Pollen traps frequently are installed in not easily accessible places and, being the mechanism only tested once a week. Consequently, failures in the traps are not detected immediately and days with missing data are usually found in databases. Sometimes the lost data are not relevant for the research, but other times, these gaps may compromise results. The aim of this study is to test the effectiveness of different methods for interpolating missing data, searching for the most accurate strategy depending on the circumstances and pollen type.
Interpolation was performed by using different strategies implemented in the “AeRobiology R package”: mathematical approaches, time series analysis and data from nearby stations. Each method was applied to 11 different pollen types. Aerobiological data from Ronda station were used to test the accuracy of the different interpolation methods. For each pollen type, the natural year was split into five periods: pre-season, pre-peak, peak, post-peak and post-season, the main pollen season. Gaps of 3, 5, 7 and 10 days were considered. Errors were expressed as Mean Absolute Error (MAE).

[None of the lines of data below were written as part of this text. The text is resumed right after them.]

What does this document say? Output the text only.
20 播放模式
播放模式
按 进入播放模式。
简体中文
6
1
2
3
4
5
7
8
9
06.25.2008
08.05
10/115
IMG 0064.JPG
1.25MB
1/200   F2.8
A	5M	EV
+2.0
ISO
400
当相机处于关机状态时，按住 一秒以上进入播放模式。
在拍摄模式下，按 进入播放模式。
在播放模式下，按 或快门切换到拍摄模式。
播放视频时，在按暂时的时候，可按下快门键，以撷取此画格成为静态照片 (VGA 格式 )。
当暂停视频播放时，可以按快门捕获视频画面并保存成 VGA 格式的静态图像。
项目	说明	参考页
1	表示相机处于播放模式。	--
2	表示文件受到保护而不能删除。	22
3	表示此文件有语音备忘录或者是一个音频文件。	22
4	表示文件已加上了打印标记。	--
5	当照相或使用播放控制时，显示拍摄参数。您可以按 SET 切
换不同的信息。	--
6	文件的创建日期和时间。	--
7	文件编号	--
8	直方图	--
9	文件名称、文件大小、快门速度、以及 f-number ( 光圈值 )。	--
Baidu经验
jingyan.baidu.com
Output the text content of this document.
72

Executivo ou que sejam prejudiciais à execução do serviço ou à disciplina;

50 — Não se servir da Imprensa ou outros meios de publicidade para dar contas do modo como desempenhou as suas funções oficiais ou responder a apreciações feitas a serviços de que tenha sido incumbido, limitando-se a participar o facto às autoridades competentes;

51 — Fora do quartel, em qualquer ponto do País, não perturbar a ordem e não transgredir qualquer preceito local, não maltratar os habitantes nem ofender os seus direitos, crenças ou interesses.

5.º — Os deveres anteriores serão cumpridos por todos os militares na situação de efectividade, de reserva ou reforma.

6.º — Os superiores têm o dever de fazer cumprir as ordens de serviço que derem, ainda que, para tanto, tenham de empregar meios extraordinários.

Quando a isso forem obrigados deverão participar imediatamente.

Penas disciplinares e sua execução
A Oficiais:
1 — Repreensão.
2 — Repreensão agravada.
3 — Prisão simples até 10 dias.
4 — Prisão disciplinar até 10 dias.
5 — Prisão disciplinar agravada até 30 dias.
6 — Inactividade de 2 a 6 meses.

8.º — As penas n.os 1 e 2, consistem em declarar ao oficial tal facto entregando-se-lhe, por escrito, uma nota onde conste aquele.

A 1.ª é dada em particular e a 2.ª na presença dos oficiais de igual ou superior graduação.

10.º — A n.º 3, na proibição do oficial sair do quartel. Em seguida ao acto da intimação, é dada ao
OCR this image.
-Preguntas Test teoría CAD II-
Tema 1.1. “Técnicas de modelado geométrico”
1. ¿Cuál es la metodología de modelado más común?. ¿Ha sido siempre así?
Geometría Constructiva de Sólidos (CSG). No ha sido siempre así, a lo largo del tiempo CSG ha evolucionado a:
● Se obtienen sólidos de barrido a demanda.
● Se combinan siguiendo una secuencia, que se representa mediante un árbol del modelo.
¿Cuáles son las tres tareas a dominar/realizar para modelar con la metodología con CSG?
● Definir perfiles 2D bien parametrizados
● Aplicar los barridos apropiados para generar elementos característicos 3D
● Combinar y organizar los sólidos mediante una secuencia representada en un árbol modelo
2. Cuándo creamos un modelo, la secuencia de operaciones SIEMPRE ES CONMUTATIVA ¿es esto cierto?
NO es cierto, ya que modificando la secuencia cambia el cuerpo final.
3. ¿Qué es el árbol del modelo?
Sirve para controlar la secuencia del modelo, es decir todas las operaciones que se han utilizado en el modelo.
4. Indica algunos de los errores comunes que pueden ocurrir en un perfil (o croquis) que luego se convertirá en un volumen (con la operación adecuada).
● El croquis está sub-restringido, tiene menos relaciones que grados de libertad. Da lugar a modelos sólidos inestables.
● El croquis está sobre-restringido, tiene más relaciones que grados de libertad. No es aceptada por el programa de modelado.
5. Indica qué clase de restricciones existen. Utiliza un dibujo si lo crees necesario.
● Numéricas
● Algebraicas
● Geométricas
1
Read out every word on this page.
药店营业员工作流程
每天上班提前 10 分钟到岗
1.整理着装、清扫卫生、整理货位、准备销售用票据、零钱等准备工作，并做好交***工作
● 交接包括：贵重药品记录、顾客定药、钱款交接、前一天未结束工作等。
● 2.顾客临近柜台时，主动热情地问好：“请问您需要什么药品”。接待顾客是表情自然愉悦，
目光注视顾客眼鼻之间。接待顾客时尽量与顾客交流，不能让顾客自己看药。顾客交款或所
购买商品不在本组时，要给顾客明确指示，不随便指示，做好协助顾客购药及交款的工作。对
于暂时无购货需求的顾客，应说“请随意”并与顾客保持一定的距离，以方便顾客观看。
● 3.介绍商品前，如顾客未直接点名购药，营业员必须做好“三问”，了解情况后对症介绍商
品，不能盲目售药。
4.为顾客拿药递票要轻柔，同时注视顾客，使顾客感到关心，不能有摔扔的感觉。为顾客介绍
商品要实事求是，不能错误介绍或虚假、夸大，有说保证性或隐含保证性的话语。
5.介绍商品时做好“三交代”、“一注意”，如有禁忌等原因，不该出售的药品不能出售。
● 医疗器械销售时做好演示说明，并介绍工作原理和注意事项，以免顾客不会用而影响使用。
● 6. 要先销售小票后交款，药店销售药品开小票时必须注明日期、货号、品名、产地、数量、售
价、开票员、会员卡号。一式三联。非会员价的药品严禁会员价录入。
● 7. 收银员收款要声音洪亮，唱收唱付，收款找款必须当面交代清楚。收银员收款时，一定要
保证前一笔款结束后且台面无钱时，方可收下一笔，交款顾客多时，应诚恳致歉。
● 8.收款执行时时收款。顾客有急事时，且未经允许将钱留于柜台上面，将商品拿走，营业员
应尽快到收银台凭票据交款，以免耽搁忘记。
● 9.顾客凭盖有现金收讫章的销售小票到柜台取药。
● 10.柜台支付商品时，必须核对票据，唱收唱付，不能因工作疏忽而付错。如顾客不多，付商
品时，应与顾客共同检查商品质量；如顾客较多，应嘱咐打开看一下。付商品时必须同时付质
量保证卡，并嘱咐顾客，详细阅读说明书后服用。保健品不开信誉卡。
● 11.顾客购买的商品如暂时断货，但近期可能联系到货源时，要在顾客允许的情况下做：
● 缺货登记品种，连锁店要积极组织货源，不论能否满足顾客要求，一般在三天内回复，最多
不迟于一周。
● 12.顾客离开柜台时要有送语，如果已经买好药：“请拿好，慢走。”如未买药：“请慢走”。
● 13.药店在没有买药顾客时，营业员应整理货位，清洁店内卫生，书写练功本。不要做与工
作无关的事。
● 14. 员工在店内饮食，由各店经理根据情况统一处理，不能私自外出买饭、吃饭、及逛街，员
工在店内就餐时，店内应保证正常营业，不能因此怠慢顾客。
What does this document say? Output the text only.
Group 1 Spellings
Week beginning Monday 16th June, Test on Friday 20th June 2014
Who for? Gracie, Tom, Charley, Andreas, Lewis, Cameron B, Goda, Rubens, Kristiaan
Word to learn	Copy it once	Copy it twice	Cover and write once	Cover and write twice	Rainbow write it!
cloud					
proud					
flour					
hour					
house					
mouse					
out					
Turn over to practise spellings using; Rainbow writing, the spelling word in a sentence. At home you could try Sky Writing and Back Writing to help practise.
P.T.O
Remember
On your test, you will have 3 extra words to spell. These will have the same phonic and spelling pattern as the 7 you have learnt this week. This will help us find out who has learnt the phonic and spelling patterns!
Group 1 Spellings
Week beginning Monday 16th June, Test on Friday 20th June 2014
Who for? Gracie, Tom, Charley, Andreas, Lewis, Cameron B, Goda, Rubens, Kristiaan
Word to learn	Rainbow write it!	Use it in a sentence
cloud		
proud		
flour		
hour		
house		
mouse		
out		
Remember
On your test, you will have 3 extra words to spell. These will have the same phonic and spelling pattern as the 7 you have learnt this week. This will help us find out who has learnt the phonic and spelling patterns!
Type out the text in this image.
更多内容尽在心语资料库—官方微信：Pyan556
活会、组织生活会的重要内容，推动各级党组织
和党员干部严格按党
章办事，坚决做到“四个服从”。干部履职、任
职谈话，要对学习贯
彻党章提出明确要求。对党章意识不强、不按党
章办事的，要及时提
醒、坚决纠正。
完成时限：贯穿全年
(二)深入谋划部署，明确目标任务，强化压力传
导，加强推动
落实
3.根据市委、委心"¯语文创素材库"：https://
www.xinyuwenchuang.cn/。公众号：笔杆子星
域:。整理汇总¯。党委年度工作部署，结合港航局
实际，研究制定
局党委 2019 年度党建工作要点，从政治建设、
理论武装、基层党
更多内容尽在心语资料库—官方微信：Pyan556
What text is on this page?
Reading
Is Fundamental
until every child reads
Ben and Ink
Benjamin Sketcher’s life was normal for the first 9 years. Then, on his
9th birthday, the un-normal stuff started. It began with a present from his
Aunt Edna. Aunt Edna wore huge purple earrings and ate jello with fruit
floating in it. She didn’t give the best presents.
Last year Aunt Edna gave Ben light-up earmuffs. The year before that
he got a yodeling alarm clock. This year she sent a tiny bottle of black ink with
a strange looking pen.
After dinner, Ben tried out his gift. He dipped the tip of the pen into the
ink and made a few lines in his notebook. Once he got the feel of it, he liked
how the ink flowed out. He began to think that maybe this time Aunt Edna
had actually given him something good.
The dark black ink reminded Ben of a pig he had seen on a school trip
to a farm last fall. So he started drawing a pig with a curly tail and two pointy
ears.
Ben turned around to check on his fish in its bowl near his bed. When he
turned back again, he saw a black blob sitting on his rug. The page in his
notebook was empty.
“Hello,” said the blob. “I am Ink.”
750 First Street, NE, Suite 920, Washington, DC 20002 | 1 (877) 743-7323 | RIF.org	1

For all the methods, the highest MAEs were obtained when the gaps affected the peak period. Regarding the pollen types, the highest MAEs were detected for the most abundant pollen types. These errors were also higher when 3-days gaps were used, and the lowest for 7-days gaps. Mathematical approaches obtained the lowest MAEs while the highest were obtained by using the data coming from nearby stations.
According to our results, mathematical approaches resulted to be the most accurate methods to interpolate
missing data. Small gaps have a bigger influence of daily oscillations in pollen concentrations, being more difficult to predict than larger gaps, in which the general trend of the pollen concentrations could be observed, and daily fluctuations are smoothed. Abundant pollen types generally have bigger daily oscillations, obtaining a bigger MAE.